Over recent years, in particular, this fear of upsetting others has made many unduly reluctant to write about such horrors as the Tavistock Clinic’s practice of administering puberty-blockers to schoolchildren, or to point out what a hideously distorted, woke interpretation of history is widely taught in today’s schools and universities
Meanwhile, of course, another great change has swept over my trade since my time as a trainee in Tavistock. I’m thinking of the arrival of the internet, which has meant that we professional scribblers have long lost our monopoly on the power to cause offence through the media.

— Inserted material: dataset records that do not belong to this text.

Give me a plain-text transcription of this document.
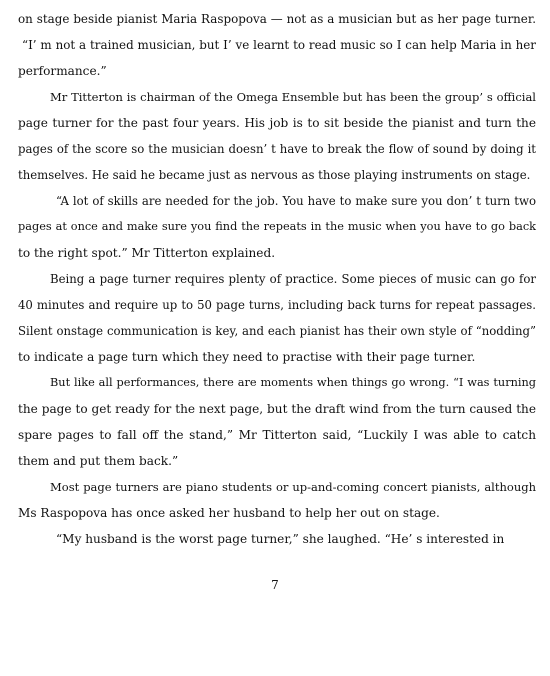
on stage beside pianist Maria Raspopova — not as a musician but as her page turner.
“I’ m not a trained musician, but I’ ve learnt to read music so I can help Maria in her
performance.”
Mr Titterton is chairman of the Omega Ensemble but has been the group’ s official
page turner for the past four years. His job is to sit beside the pianist and turn the
pages of the score so the musician doesn’ t have to break the flow of sound by doing it
themselves. He said he became just as nervous as those playing instruments on stage.
“A lot of skills are needed for the job. You have to make sure you don’ t turn two
pages at once and make sure you find the repeats in the music when you have to go back
to the right spot.” Mr Titterton explained.
Being a page turner requires plenty of practice. Some pieces of music can go for
40 minutes and require up to 50 page turns, including back turns for repeat passages.
Silent onstage communication is key, and each pianist has their own style of “nodding”
to indicate a page turn which they need to practise with their page turner.
But like all performances, there are moments when things go wrong. “I was turning
the page to get ready for the next page, but the draft wind from the turn caused the
spare pages to fall off the stand,” Mr Titterton said, “Luckily I was able to catch
them and put them back.”
Most page turners are piano students or up-and-coming concert pianists, although
Ms Raspopova has once asked her husband to help her out on stage.
“My husband is the worst page turner,” she laughed. “He’ s interested in
7
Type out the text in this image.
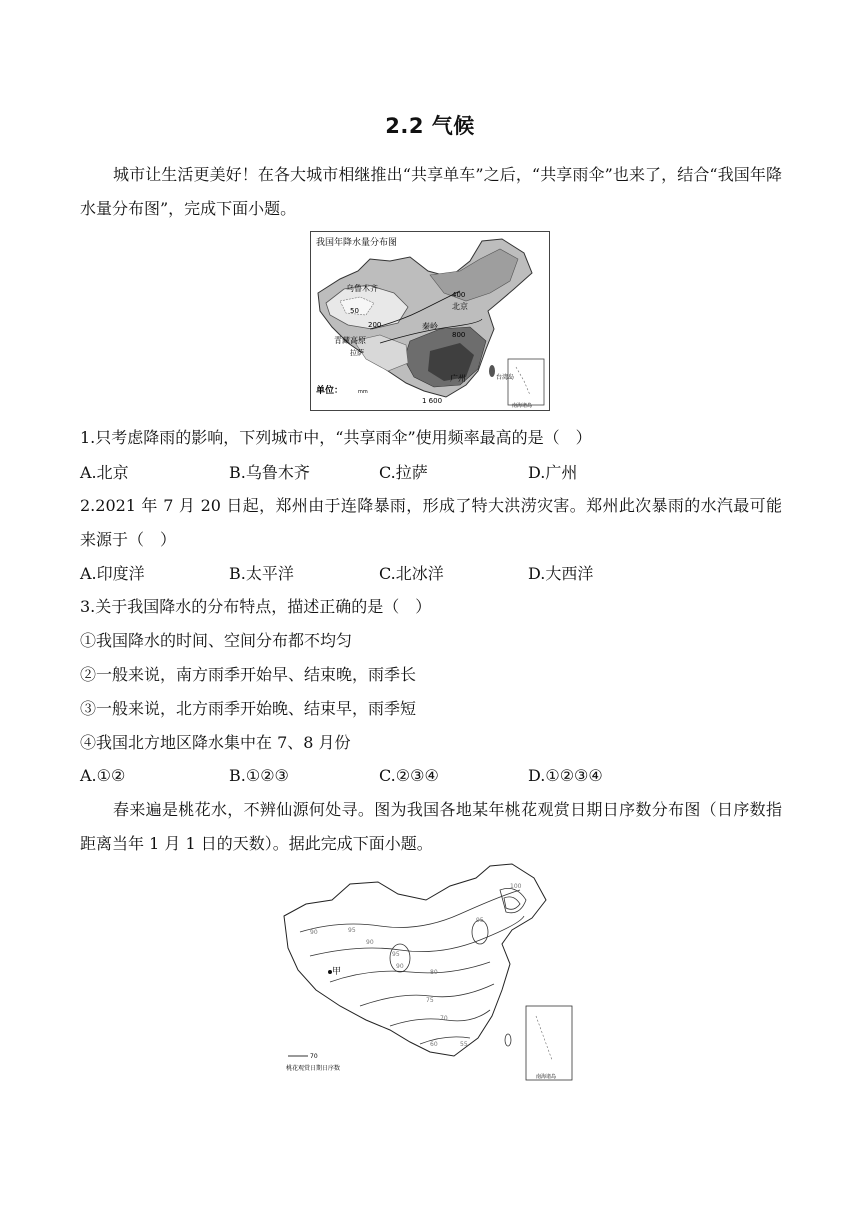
2.2 气候
城市让生活更美好！在各大城市相继推出“共享单车”之后，“共享雨伞”也来了，结合“我国年降水量分布图”，完成下面小题。
我国年降水量分布图
乌鲁木齐
50
200
400
北京
秦岭
800
青藏高原
拉萨
广州	台湾岛
1 600
单位：	mm
南海诸岛
1.只考虑降雨的影响，下列城市中，“共享雨伞”使用频率最高的是（　）
A.北京	B.乌鲁木齐	C.拉萨	D.广州
2.2021 年 7 月 20 日起，郑州由于连降暴雨，形成了特大洪涝灾害。郑州此次暴雨的水汽最可能来源于（　）
A.印度洋	B.太平洋	C.北冰洋	D.大西洋
3.关于我国降水的分布特点，描述正确的是（　）
①我国降水的时间、空间分布都不均匀
②一般来说，南方雨季开始早、结束晚，雨季长
③一般来说，北方雨季开始晚、结束早，雨季短
④我国北方地区降水集中在 7、8 月份
A.①②	B.①②③	C.②③④	D.①②③④
春来遍是桃花水，不辨仙源何处寻。图为我国各地某年桃花观赏日期日序数分布图（日序数指距离当年 1 月 1 日的天数）。据此完成下面小题。
甲
90	95
90
95
90
95
80
75
70
60	55
100
70
桃花观赏日期日序数
南海诸岛
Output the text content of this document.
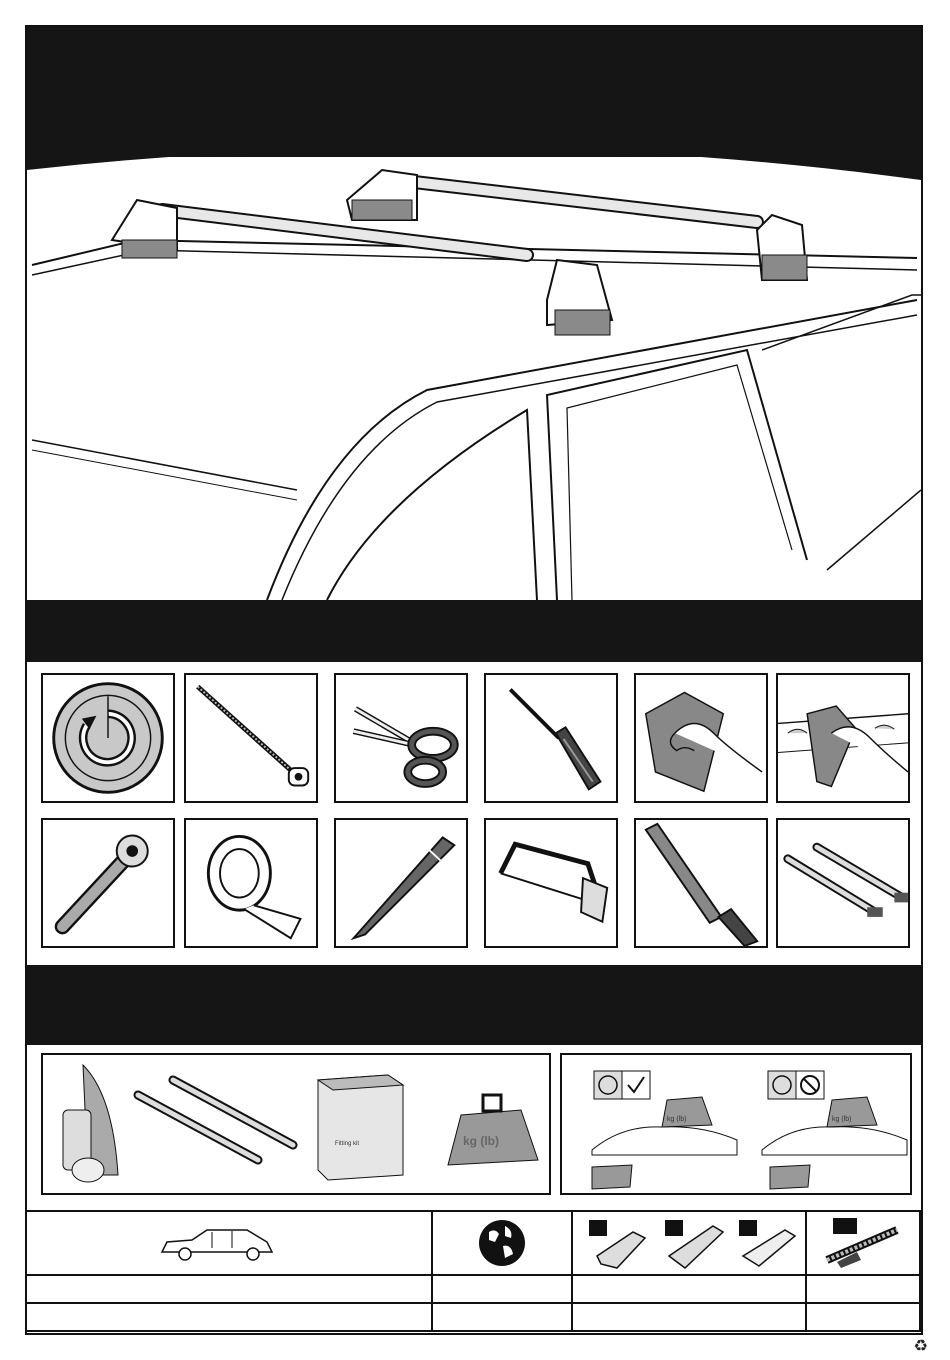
Fitting kit	kg (lb)
kg (lb)	kg (lb)
♻
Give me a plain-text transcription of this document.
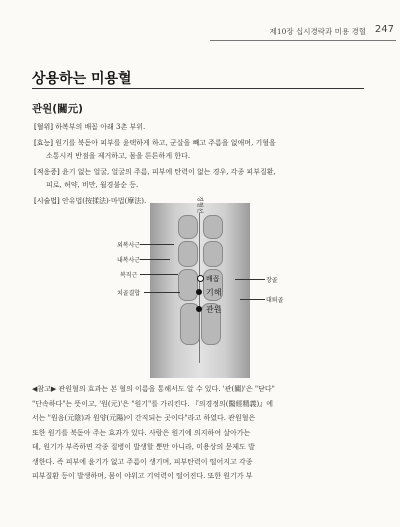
제10장 십시경락과 미용 경혈 247
상용하는 미용혈
관원(關元)
[혈위] 하복부의 배꼽 아래 3촌 부위.
[효능] 원기를 북돋아 피부를 윤택하게 하고, 군살을 빼고 주름을 없애며, 기혈을
소통시켜 반점을 제거하고, 몸을 튼튼하게 한다.
[적응증] 윤기 없는 얼굴, 얼굴의 주름, 피부에 탄력이 없는 경우, 각종 피부질환,
피로, 허약, 비만, 월경불순 등.
[시술법] 안유법(按揉法)·마법(摩法).	경혈선
외복사근
내복사근
복직근
치골결합
장골
대퇴골
배꼽
기해
관원
◀참고▶ 관원혈의 효과는 본 혈의 이름을 통해서도 알 수 있다. '관(關)'은 "닫다"
"단속하다"는 뜻이고, '원(元)'은 "원기"를 가리킨다. 『의경정의(醫經精義)』에
서는 "원음(元陰)과 원양(元陽)이 간직되는 곳이다"라고 하였다. 관원혈은
또한 원기를 북돋아 주는 효과가 있다. 사람은 원기에 의지하여 살아가는
데, 원기가 부족하면 각종 질병이 발생할 뿐만 아니라, 미용상의 문제도 발
생한다. 즉 피부에 윤기가 없고 주름이 생기며, 피부탄력이 떨어지고 각종
피부질환 등이 발생하며, 몸이 야위고 기억력이 떨어진다. 또한 원기가 부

The paradox is that while newspapers and broadcasters have become more sensitive — not to mention more heavily-regulated — the world of social media has developed into a cesspit of unregulated filth and abuse, where trolls don’t pause for one second to consider the likely effect of their words on the targets of their vitriol.
I never thought I’d write these words, but I even felt a twinge of sympathy for Nicola Sturgeon this week, when she cited the recent descent of political discourse into ‘brutality’ as one of her reasons for resigning as Scotland’s First Minister.
Heaven knows, I would defend to my last breath the right of an opera critic to alert the ticket-buying public to her view that a particular production is boring and disjointed, even if that may upset a touchy ballet director.
But how many lives must be made miserable — and how many able figures discouraged from entering public life — before internet trolls are forced to understand the harm they do through their reckless disregard of the power of words?